# Geographic coordinate system

A **geographical coordinate system** is a coordinate system. This means that every place can be specified by three sets of three numbers, called coordinates.

A full circle can be divided into 360 degrees (or 360°); this was first done by the Babylonians; Ancient Greeks, like Ptolemy later extended the theory.

Today, degrees are divided further. There are minutes, and seconds; 1 minute (or 1') in this context is 1/60 of a degree; 1 second (or 1") is 1/60 of a minute.

The first concept needed is called *latitude* (Lat, or the Greek symbol "phi", [math]\displaystyle{ \scriptstyle{\phi}\,\! }[/math]). For it, the Earth is cut up into 180 circles, from the Equator at 0°. The poles are at 90°, the North Pole is at 90° N(orth), the South Pole is at 90° S(outh). Places with the same latitude are on a circle, around the Earth.
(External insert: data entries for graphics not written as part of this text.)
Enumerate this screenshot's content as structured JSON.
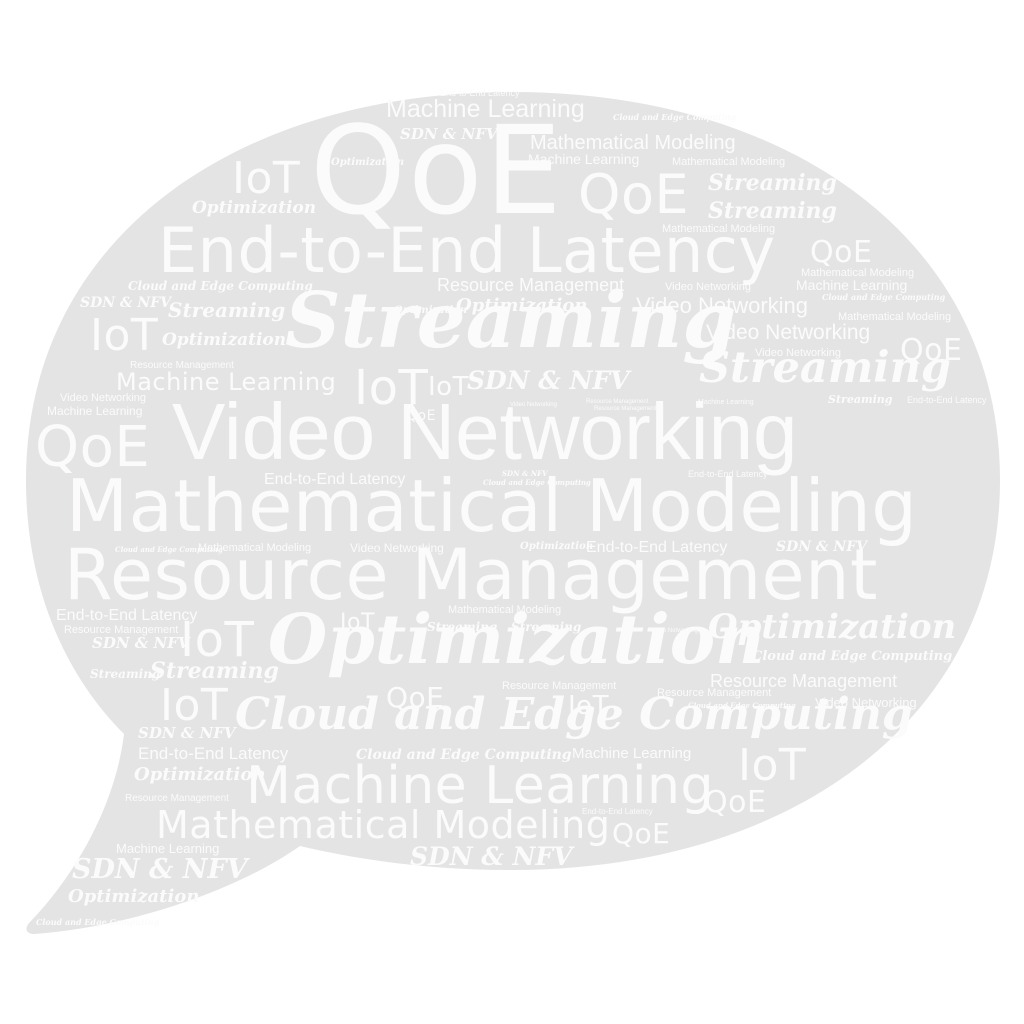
{
  "colors": {
    "bubble": "#e4e4e4",
    "word": "#fcfbfb",
    "background": "#ffffff"
  },
  "words": {
    "qoe_big": "QoE",
    "end_to_end_latency_big": "End-to-End Latency",
    "streaming_big": "Streaming",
    "video_networking_big": "Video Networking",
    "mathematical_modeling_big": "Mathematical Modeling",
    "resource_management_big": "Resource Management",
    "optimization_big": "Optimization",
    "cloud_edge_big": "Cloud and Edge Computing",
    "machine_learning_big": "Machine Learning",
    "mathematical_modeling_mid": "Mathematical Modeling",
    "sdn_nfv_mid": "SDN & NFV",
    "machine_learning_top": "Machine Learning",
    "end_to_end_latency_tiny_top": "End-to-End Latency",
    "cloud_edge_tiny_top": "Cloud and Edge Computing",
    "sdn_nfv_top": "SDN & NFV",
    "mathematical_modeling_top": "Mathematical Modeling",
    "machine_learning_top2": "Machine Learning",
    "mathematical_modeling_top3": "Mathematical Modeling",
    "iot_top": "IoT",
    "optimization_tiny_top": "Optimization",
    "qoe_top_mid": "QoE",
    "streaming_top1": "Streaming",
    "streaming_top2": "Streaming",
    "optimization_top_left": "Optimization",
    "mathematical_modeling_top4": "Mathematical Modeling",
    "qoe_right1": "QoE",
    "mathematical_modeling_right1": "Mathematical Modeling",
    "cloud_edge_left1": "Cloud and Edge Computing",
    "resource_management_mid1": "Resource Management",
    "video_networking_small1": "Video Networking",
    "machine_learning_right1": "Machine Learning",
    "cloud_edge_right_tiny1": "Cloud and Edge Computing",
    "sdn_nfv_left1": "SDN & NFV",
    "streaming_left1": "Streaming",
    "optimization_tiny_mid": "Optimization",
    "optimization_mid1": "Optimization",
    "video_networking_mid1": "Video Networking",
    "mathematical_modeling_right2": "Mathematical Modeling",
    "iot_left1": "IoT",
    "optimization_left2": "Optimization",
    "video_networking_mid2": "Video Networking",
    "qoe_right2": "QoE",
    "resource_management_tiny1": "Resource Management",
    "video_networking_tiny1": "Video Networking",
    "machine_learning_left1": "Machine Learning",
    "iot_mid1": "IoT",
    "iot_mid2": "IoT",
    "sdn_nfv_mid2": "SDN & NFV",
    "streaming_right1": "Streaming",
    "video_networking_left2": "Video Networking",
    "machine_learning_left2": "Machine Learning",
    "qoe_small1": "QoE",
    "video_networking_micro1": "Video Networking",
    "resource_management_micro1": "Resource Management",
    "resource_management_micro2": "Resource Management",
    "machine_learning_micro1": "Machine Learning",
    "streaming_micro1": "Streaming",
    "end_to_end_latency_micro1": "End-to-End Latency",
    "qoe_left_big": "QoE",
    "end_to_end_latency_small1": "End-to-End Latency",
    "sdn_nfv_micro1": "SDN & NFV",
    "cloud_edge_micro1": "Cloud and Edge Computing",
    "end_to_end_latency_micro2": "End-to-End Latency",
    "cloud_edge_micro2": "Cloud and Edge Computing",
    "mathematical_modeling_small2": "Mathematical Modeling",
    "video_networking_small3": "Video Networking",
    "optimization_micro2": "Optimization",
    "end_to_end_latency_small2": "End-to-End Latency",
    "sdn_nfv_small3": "SDN & NFV",
    "end_to_end_latency_small3": "End-to-End Latency",
    "resource_management_small2": "Resource Management",
    "sdn_nfv_small4": "SDN & NFV",
    "iot_mid3": "IoT",
    "streaming_small2": "Streaming",
    "streaming_small3": "Streaming",
    "mathematical_modeling_small3": "Mathematical Modeling",
    "video_networking_micro2": "Video Networking",
    "optimization_right2": "Optimization",
    "cloud_edge_right2": "Cloud and Edge Computing",
    "iot_left2": "IoT",
    "streaming_small4": "Streaming",
    "streaming_left3": "Streaming",
    "resource_management_right2": "Resource Management",
    "iot_left3": "IoT",
    "qoe_mid3": "QoE",
    "resource_management_small3": "Resource Management",
    "resource_management_small4": "Resource Management",
    "iot_mid4": "IoT",
    "cloud_edge_micro3": "Cloud and Edge Computing",
    "video_networking_small4": "Video Networking",
    "sdn_nfv_small5": "SDN & NFV",
    "end_to_end_latency_small4": "End-to-End Latency",
    "cloud_edge_small3": "Cloud and Edge Computing",
    "machine_learning_small3": "Machine Learning",
    "iot_right2": "IoT",
    "optimization_small3": "Optimization",
    "resource_management_micro3": "Resource Management",
    "qoe_right3": "QoE",
    "end_to_end_latency_micro3": "End-to-End Latency",
    "qoe_bottom1": "QoE",
    "machine_learning_small4": "Machine Learning",
    "sdn_nfv_bottom1": "SDN & NFV",
    "sdn_nfv_tail1": "SDN & NFV",
    "optimization_tail1": "Optimization",
    "cloud_edge_tail1": "Cloud and Edge Computing",
    "resource_management_micro4": "Resource Management",
    "optimization_micro3": "Optimization"
  }
}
The other concept is called *longitude* (Long, or the Greek symbol "lambda", [math]\displaystyle{ \scriptstyle{\lambda}\,\! }[/math]), sometimes referred to as "meridian". The 0° longitude line (or zero meridian) goes through the Royal Observatory in Greenwich. Greenwich is a part of London. Then lines are drawn in a similar way; the opposite (or "antipodal") meridian of Greenwich is considered both 180°W(est), and 180°E(ast).

The third number is the height, altitude, or depth. This is given with respect to some fixed (usually easily calculable point). One of these is called mean sea level.